I had the pleasure of attending an intimate conference of software gurus, creators, and practitioners, including some of the people who invented object-oriented design and agile development. The Chatham House Rule prevents me from disclosing companies and names, but think of the biggest tech companies, Fortune 1000 brands, and famous authors of seminal software development books — and me, feeling a bit out of place. It’s been years since I coded a compiler in Turbo Pascal or generated n-dimensional linear algebra solutions in APL or built business applications for clinical healthcare.
But I do think about software a lot. In this post, I muse on what I heard at the “unconference” and encourage you to get more details from day one sessions and day two sessions. In each bullet below, I report what I heard and give you my personal view on what we should be doing. For a deep dive into software development or the future of software, I encourage you to reach out to Forester analysts Diego Lo Giudice for software development, Ken Parmelee for application generation, and Devin Dickerson for all things engineering.
The Moltbook crustacean caught the imagination of all. It was great timing that this crazy agent-to-agent society (human-directed or not) sprung up over the weekend before the retreat. It seemed to toll the death of human relevance, at just the moment when we needed to reassert control over the runaway AI train.
“Welcome to Gas Town” triggered an existential identity crisis. When an appgen engine can run circles around a development squad, what’s left for a software engineer? There was real awareness and, I suspect, personal anxiety that if AI can do the work of people, who am I and what the heck am I going to do?
Gurus are jazzed by autonomous software creation. Tokenomics be damned ($300,000 in API calls to Claude to generate an application to generate applications in one instance). Surely those costs will come down. But will the software be any good? If Anthropic’s project to vibe-code a C compiler is any indicator, yes, it will.
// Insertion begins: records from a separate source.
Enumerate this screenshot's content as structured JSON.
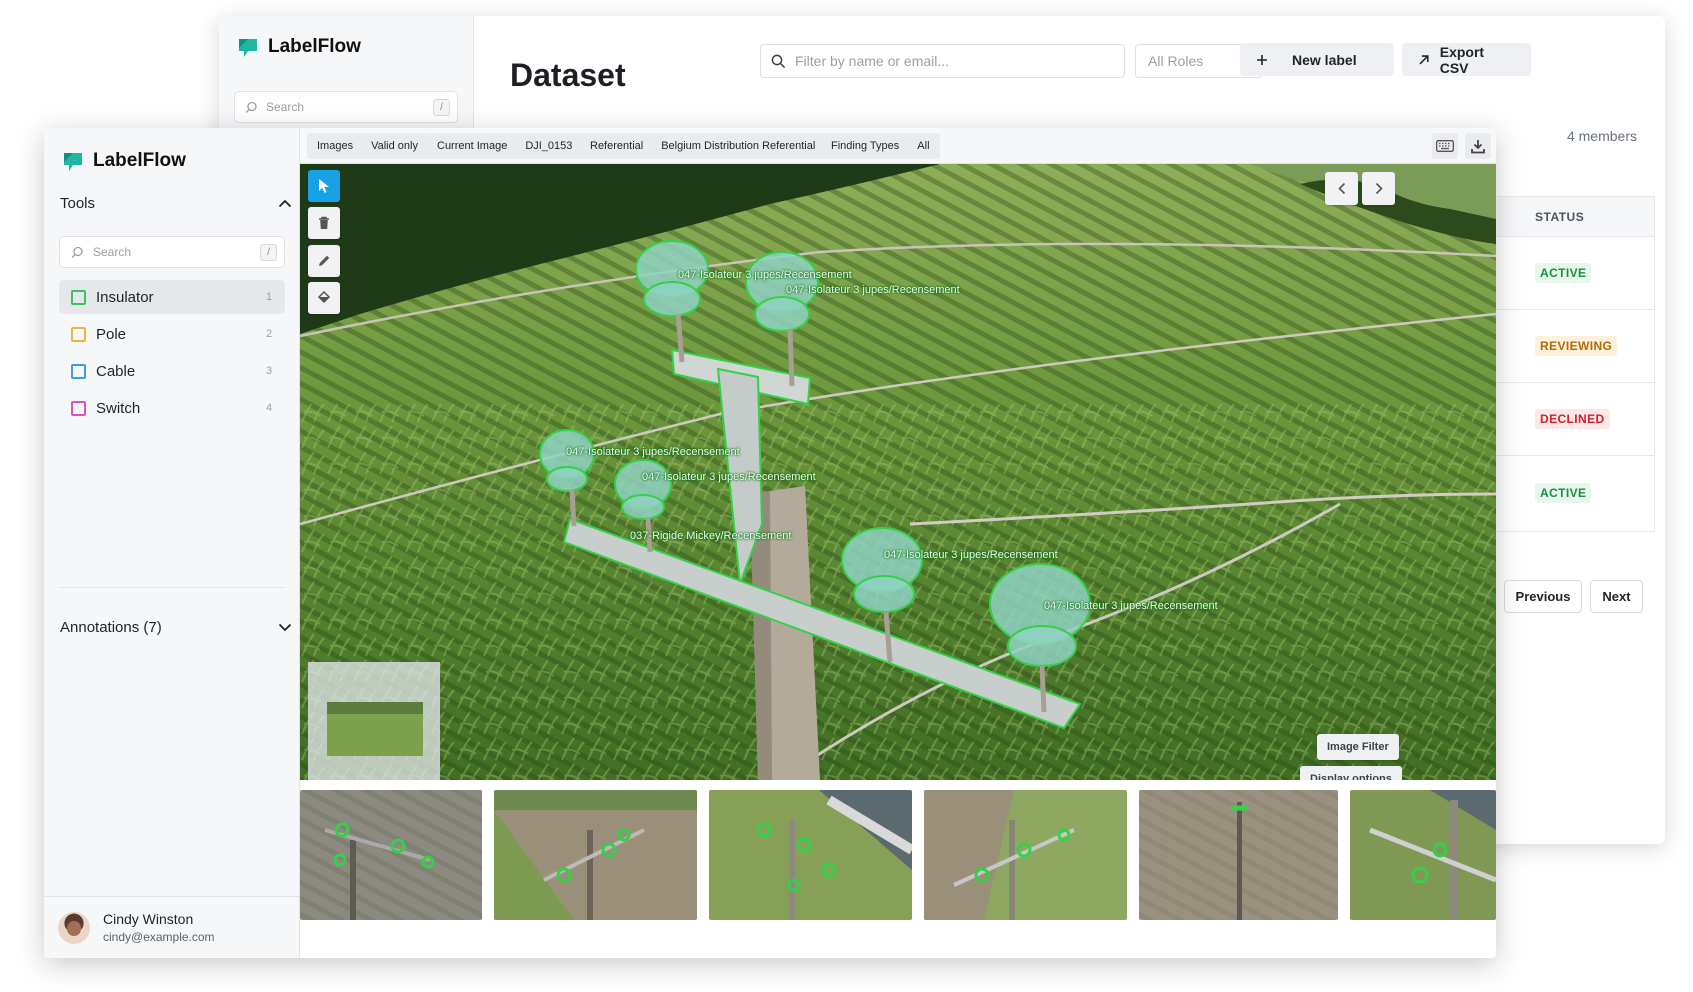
{
  "app": {
    "name": "LabelFlow",
    "brand_color": "#1fb7a4"
  },
  "back_window": {
    "search_placeholder": "Search",
    "search_shortcut": "/",
    "page_title": "Dataset",
    "filter_placeholder": "Filter by name or email...",
    "roles_select": "All Roles",
    "new_label_button": "New label",
    "export_button": "Export CSV",
    "member_count": "4 members",
    "status_header": "STATUS",
    "statuses": [
      {
        "text": "ACTIVE",
        "kind": "active"
      },
      {
        "text": "REVIEWING",
        "kind": "reviewing"
      },
      {
        "text": "DECLINED",
        "kind": "declined"
      },
      {
        "text": "ACTIVE",
        "kind": "active"
      }
    ],
    "previous_button": "Previous",
    "next_button": "Next"
  },
  "front_window": {
    "tools_header": "Tools",
    "tools_search_placeholder": "Search",
    "tools_search_shortcut": "/",
    "labels": [
      {
        "name": "Insulator",
        "key": "1",
        "color": "#3fbf6a",
        "selected": true
      },
      {
        "name": "Pole",
        "key": "2",
        "color": "#f0b53f",
        "selected": false
      },
      {
        "name": "Cable",
        "key": "3",
        "color": "#3d9be9",
        "selected": false
      },
      {
        "name": "Switch",
        "key": "4",
        "color": "#e04fc9",
        "selected": false
      }
    ],
    "annotations_header": "Annotations (7)",
    "user": {
      "name": "Cindy Winston",
      "email": "cindy@example.com"
    },
    "toolbar": {
      "chips": [
        {
          "key": "Images",
          "value": "Valid only"
        },
        {
          "key": "Current Image",
          "value": "DJI_0153"
        },
        {
          "key": "Referential",
          "value": "Belgium Distribution Referential"
        },
        {
          "key": "Finding Types",
          "value": "All"
        }
      ]
    },
    "annotations": [
      "047-Isolateur 3 jupes/Recensement",
      "047-Isolateur 3 jupes/Recensement",
      "047-Isolateur 3 jupes/Recensement",
      "047-Isolateur 3 jupes/Recensement",
      "037-Rigide Mickey/Recensement",
      "047-Isolateur 3 jupes/Recensement",
      "047-Isolateur 3 jupes/Recensement"
    ],
    "image_filter_button": "Image Filter",
    "display_options_button": "Display options",
    "annotation_color": "#35d04a"
  }
}
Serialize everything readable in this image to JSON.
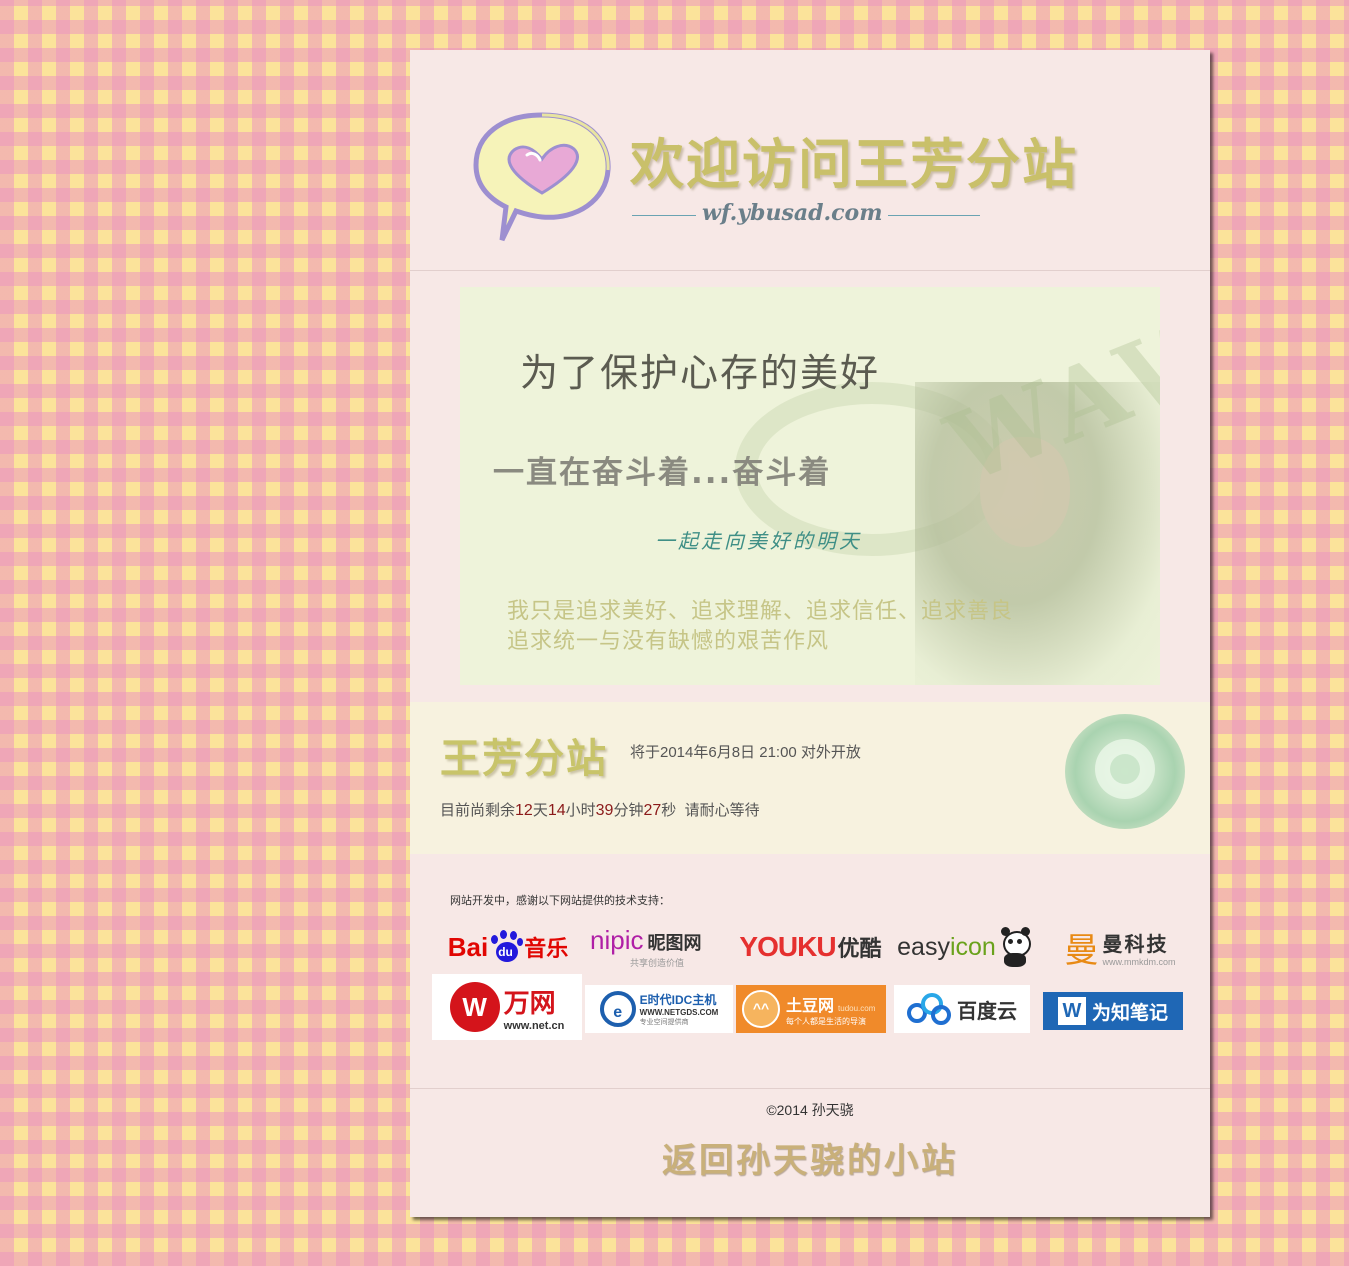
{
  "header": {
    "title": "欢迎访问王芳分站",
    "domain": "wf.ybusad.com"
  },
  "banner": {
    "line1": "为了保护心存的美好",
    "line2": "一直在奋斗着...奋斗着",
    "line3": "一起走向美好的明天",
    "line4": "我只是追求美好、追求理解、追求信任、追求善良",
    "line5": "追求统一与没有缺憾的艰苦作风",
    "watermark": "WAWF"
  },
  "countdown": {
    "site_name": "王芳分站",
    "open_text": "将于2014年6月8日 21:00 对外开放",
    "prefix": "目前尚剩余",
    "days": "12",
    "days_unit": "天",
    "hours": "14",
    "hours_unit": "小时",
    "minutes": "39",
    "minutes_unit": "分钟",
    "seconds": "27",
    "seconds_unit": "秒",
    "suffix": "请耐心等待"
  },
  "sponsors": {
    "label": "网站开发中，感谢以下网站提供的技术支持：",
    "row1": [
      {
        "name": "Baidu音乐",
        "a": "Bai",
        "b": "du",
        "c": "音乐"
      },
      {
        "name": "nipic 昵图网",
        "a": "nipic",
        "b": "昵图网",
        "c": "共享创造价值"
      },
      {
        "name": "YOUKU优酷",
        "a": "YOUKU",
        "b": "优酷"
      },
      {
        "name": "easyicon",
        "a": "easy",
        "b": "icon"
      },
      {
        "name": "曼科技",
        "a": "曼",
        "b": "曼科技",
        "c": "www.mmkdm.com"
      }
    ],
    "row2": [
      {
        "name": "万网",
        "a": "万网",
        "b": "www.net.cn"
      },
      {
        "name": "E时代IDC主机",
        "a": "E时代IDC主机",
        "b": "WWW.NETGDS.COM",
        "c": "专业空间提供商"
      },
      {
        "name": "土豆网",
        "a": "土豆网",
        "b": "tudou.com",
        "c": "每个人都是生活的导演"
      },
      {
        "name": "百度云",
        "a": "百度云"
      },
      {
        "name": "为知笔记",
        "a": "为知笔记"
      }
    ]
  },
  "footer": {
    "copyright": "©2014 孙天骁",
    "back_link": "返回孙天骁的小站"
  },
  "colors": {
    "accent_olive": "#c8c46a",
    "countdown_number": "#8b1a1a",
    "panel_bg": "#f7e8e6"
  }
}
“Just because you can doesn’t mean you should.” There was lots of enthusiasm for fast engineering. And lots of concern over the quality, efficacy, and safety of the software that AI was building. Slowing the code-gen thing down to let the human processes of deciding and protecting surfaced again and again, and the realities of enterprise software reasserted dominance in the vibe.
Nobody seems worried about the economics of AI. When I raised the question of whether it made any energy sense to ask an LLM to do what a piece of free software running on a phone already does, the answer was, “We’ll build more nuclear reactors.” Hmm. I guess I’m waiting for an AI brain as efficient as a human one, able to process at lightning-speed fueled only by a cup of coffee and a Snickers bar.
Software leaders in large companies are worried about their teams. In one particularly boisterous conversation, the room agreed that we’ll start hiring junior programmers again, and they’ll come in with AI skills to develop software. It’s the mid-career engineers energized by the joy of coding that we realized are in trouble.
For myself, I counseled caution, closing out day one with this: “We have a design choice. We can let the AI tell us what to do. Or we can tell the leaders of AI companies what to do. The choice is ours, not theirs.”